Cowl induction has been used since the early days of Grand Prix racing in 1910. This method is a proven, if somewhat antiquated, way to make horsepower. Cowl induction hoods use a backward-facing scoop in the hood to draw in some of the cool, high-pressure air that collects on the windshield at speed. Though a properly engineered cowl-induction system looks good and works well, there are a number of options available on the market that don't carry many of this system's drawbacks.
As a car punches through the stagnant air at high speed, there are a number of areas that tend to accumulate high-pressure pockets. The front bumper, grille, headlights, windshield and wheel-well are the most common areas.
Since engines make more power with cool outside air than the hot ambient air found in the engine bay, it seems logical to tap these high-pressure pockets to feed air to the engine. In addition to lowering air temperature, increasing the air pressure around an intake artificially crams more air into the engine than the static air could, which is similar to how a supercharger functions.

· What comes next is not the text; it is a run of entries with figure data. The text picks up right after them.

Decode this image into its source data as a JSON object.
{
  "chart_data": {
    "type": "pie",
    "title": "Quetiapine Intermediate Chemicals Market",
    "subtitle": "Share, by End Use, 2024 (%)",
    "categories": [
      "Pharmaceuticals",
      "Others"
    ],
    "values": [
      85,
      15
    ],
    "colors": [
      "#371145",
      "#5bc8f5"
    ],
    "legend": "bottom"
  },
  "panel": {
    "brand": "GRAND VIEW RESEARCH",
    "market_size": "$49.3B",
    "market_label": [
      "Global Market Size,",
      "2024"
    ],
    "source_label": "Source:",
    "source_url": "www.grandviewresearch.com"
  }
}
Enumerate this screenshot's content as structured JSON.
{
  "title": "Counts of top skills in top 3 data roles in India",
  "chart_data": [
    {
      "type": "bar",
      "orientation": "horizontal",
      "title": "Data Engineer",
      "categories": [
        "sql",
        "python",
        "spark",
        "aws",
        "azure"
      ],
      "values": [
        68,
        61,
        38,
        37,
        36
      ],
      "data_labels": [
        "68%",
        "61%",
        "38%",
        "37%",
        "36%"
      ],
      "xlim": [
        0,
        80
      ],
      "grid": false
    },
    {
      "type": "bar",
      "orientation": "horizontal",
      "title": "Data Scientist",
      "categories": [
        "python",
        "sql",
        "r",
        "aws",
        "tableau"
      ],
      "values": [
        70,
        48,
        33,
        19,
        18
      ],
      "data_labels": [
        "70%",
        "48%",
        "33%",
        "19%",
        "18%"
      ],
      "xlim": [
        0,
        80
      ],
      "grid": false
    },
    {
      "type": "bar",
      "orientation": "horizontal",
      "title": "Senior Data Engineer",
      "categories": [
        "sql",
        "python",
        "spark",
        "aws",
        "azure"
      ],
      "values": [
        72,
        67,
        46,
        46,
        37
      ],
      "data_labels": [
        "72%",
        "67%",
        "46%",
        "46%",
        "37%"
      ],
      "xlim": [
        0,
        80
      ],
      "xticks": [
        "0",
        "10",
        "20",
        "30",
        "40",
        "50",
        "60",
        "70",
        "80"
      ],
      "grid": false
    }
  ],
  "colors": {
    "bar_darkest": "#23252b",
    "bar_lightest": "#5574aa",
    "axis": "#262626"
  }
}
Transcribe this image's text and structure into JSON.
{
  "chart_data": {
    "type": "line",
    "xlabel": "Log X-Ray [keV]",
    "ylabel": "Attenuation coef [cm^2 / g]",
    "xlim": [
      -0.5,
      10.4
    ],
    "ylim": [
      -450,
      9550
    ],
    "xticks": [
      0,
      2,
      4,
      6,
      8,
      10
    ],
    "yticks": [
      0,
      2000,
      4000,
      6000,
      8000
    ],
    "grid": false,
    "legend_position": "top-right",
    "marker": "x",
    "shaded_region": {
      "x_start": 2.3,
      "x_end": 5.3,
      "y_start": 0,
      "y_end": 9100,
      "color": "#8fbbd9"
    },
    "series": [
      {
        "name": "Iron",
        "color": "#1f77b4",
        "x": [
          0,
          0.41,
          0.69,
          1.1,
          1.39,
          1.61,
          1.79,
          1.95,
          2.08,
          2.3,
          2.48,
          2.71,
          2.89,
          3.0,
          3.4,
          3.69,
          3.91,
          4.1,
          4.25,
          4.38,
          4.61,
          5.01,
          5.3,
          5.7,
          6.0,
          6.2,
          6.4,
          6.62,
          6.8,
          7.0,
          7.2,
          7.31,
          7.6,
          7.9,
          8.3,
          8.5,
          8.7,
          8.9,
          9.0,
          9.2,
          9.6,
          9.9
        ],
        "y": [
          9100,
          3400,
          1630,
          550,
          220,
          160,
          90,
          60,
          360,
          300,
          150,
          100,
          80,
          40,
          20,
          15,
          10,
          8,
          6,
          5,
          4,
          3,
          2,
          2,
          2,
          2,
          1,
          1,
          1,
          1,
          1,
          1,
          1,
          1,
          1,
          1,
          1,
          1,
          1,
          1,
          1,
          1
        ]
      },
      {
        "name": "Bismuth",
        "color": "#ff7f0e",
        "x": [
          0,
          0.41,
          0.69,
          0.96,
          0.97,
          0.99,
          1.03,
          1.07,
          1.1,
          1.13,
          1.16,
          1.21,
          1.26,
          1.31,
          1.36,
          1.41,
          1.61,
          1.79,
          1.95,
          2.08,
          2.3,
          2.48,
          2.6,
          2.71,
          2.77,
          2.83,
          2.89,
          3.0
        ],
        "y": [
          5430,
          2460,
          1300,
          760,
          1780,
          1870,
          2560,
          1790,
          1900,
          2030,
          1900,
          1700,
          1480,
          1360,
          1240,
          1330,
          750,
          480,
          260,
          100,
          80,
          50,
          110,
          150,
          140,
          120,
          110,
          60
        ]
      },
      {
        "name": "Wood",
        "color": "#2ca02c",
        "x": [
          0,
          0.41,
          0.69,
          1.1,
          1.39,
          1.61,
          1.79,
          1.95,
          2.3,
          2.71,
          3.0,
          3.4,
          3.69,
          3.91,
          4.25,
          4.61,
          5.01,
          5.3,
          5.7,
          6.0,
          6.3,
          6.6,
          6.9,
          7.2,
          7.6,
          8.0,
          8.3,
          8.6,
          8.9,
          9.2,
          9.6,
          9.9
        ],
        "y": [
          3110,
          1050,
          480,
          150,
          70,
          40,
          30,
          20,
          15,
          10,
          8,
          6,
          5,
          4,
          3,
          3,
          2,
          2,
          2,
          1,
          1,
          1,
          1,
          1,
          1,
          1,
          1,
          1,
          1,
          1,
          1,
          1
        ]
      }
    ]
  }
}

Cowl induction hoods are used for a number of other reasons as well, prime amongst which are intake clearance and cooling. Since many performance intakes -- particularly those found on carbeurated vehicles -- are taller than stock, there may not be enough room under the hood to fit an air cleaner.
The second ancillary function of cowl hoods has to do with cooling. Though these hoods draw in cool air while at speed, when idling or cruising at low speed they go from intake to exhaust. Since performance cars tend to produce excess heat when idling, the ability to vent hot air from the engine bay may be the difference between a fun night out and a melted motor.
Cowl induction hoods can help to smooth the airstream passing over a car at speed, but can be more of a detriment to high-speed handling than anything else. If the cowl inductor is not sealed to the intake, the cowl can actually pressurize the engine bay at high speeds. This can lift the front of the car slightly, causing a dangerous understeer condition at speeds over 150 mph.
The main drawback to a cowl induction hood is weather. Though some hoods are available with manual bypass valves and catch pans for water, many choose the cheaper alternatives that do not. Even in hoods that have these features, some water may work its way into the intake, particularly if there is a sudden and severe rainstorm and you don't remember to open the bypass.
Cold air intakes that draw air from the wheel-wells carry many of the same benefits of a cowl-induction set-up, without the weather worries or aerodynamic concerns. These intakes also tend to be a great deal cheaper than cowl hoods, but won't win you any cool points at the local cruise-in.
So-called "ram-air" set-ups are ducted to a forward-facing inlet in the front bumper or grill, since these areas experience much air greater pressure than the sloped windshield. With the right ducting, a proper ram-air tube can be up to 25 percent more efficient than a cowl induction hood and may actually generate as much as 2 to 3 psi of boost at very high speed.